Community-Based Research Methods (Revision 1)
Area of Study: Social Science
Prerequisite: ANTH 275 or introductory Sociology or Indigenous Studies course, or permission of the faculty.
ANTH 390 is not available for challenge.
Anthropology 390: Community-Based Research Methods introduces the basic concepts, principles, and issues surrounding community-based research methods. You will gain some insight into the contrasts and complementarities between western and indigenous methodologies—how they differ, and what each brings to the whole picture. This course will introduce the concept of ethics in research so that you will be able to apply for ethics approval from an ethics committee as part of a community-based research project. The units of the Study Guide will direct you through the process of carrying out a small-scale research project, while exposing you to varying perspectives about the methodologies used in ethnographic research.
Unit 1: Introduction
Journal Entry 1
Unit 2: Finding a Topic and Doing Background Research
Journal Entry 2
Assignment 1: Research Proposal and Annotated Bibliography
Unit 3: Research Ethics
Journal Entry 3
Assignment 2: Ethics Application
Unit 4: Oral Traditions and Mapping
Journal Entry 4
Unit 5: Information Gathering
Journal Entry 5
Assignment 3: Edited Field Notes
Unit 6: Information Analysis
Journal Entry 6
Assignment 4: Database, Maps, Charts
Unit 7: Reporting
Journal Entry 7
Assignment 5: Research Paper or Report
Unit 8: Verification, Reflection, and Revision
Journal Entry 8
Assignment 6: Reflection and Revision
The objectives of this course are
- to demystify the research process;
- to build your confidence when choosing and executing appropriate methods for carrying out community-based research;
- to prepare you to successfully adhere to ethical guidelines;
- to expose you to varying perspectives on appropriate social science research methods;
- to enable you to acquire the skills to complete a community-based research project.
To receive credit for ANTH 390, you must complete eight journal entries and six assignments and achieve a course composite grade of at least “D” (50 percent). The weighting of the assignments for credit is as follows:
|Assignment||Due (end of)||Weight %)|
|Journal Entry 1||Unit 1||3%|
|Journal Entry 2||Unit 2||3%|
|Assignment 1: Research Proposal and Annotated Bibliography||Unit 2||10%|
|Journal Entry 3||Unit 3||3%|
|Assignment 2: Ethics Application||Unit 3||10%|
|Journal Entry 4||Unit 4||3%|
|Journal Entry 5||Unit 5||3%|
|Assignment 3: Edited Field Notes||Unit 5||10%|
|Journal Entry 6||Unit 6||3%|
|Assignment 4: Database, Maps, Charts||Unit 6||10%|
|Journal Entry 7||Unit 7||3%|
|Assignment 5: Research Paper or Report||Unit 7||26%|
|Journal Entry 8||Unit 8||3%|
|Assignment 6: Reflection and Revision||Unit 8||10%|
To learn more about assignments and examinations, please refer to Athabasca University's online Calendar.
Kirby, Sandra, and Kate McKenna. 1989. Experience research social change: Methods from the margins.

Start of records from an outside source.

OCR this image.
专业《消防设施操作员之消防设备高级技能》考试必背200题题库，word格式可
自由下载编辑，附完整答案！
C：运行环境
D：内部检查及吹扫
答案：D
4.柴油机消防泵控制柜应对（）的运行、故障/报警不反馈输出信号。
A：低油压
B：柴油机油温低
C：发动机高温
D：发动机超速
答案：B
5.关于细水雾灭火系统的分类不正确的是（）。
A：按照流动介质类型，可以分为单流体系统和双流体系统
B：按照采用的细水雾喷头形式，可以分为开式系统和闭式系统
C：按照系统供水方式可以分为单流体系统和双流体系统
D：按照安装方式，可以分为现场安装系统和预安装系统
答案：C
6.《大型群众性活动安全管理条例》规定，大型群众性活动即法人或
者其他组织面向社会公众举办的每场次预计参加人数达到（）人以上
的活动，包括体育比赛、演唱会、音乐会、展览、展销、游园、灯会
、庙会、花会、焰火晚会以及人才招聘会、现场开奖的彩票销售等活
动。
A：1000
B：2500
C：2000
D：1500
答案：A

Toronto, ON: Garamond Press.
Smith, Linda Tuhiwai. 1999. Decolonizing methodologies: Research and indigenous peoples. New York: Zed Books Ltd.
Wilson, Shawn. 2008. Research is ceremony: Indigenous research methods. Black Point, NS: Fernwood Publishing.
The course materials also include a student manual, a course information file, a study guide, reading and e-reading files and a video available from the Athabasca University Library.
Athabasca University reserves the right to amend course outlines occasionally and without notice. Courses offered by other delivery methods may vary from their individualized-study counterparts.
Opened in Revision 1, August 20, 2012.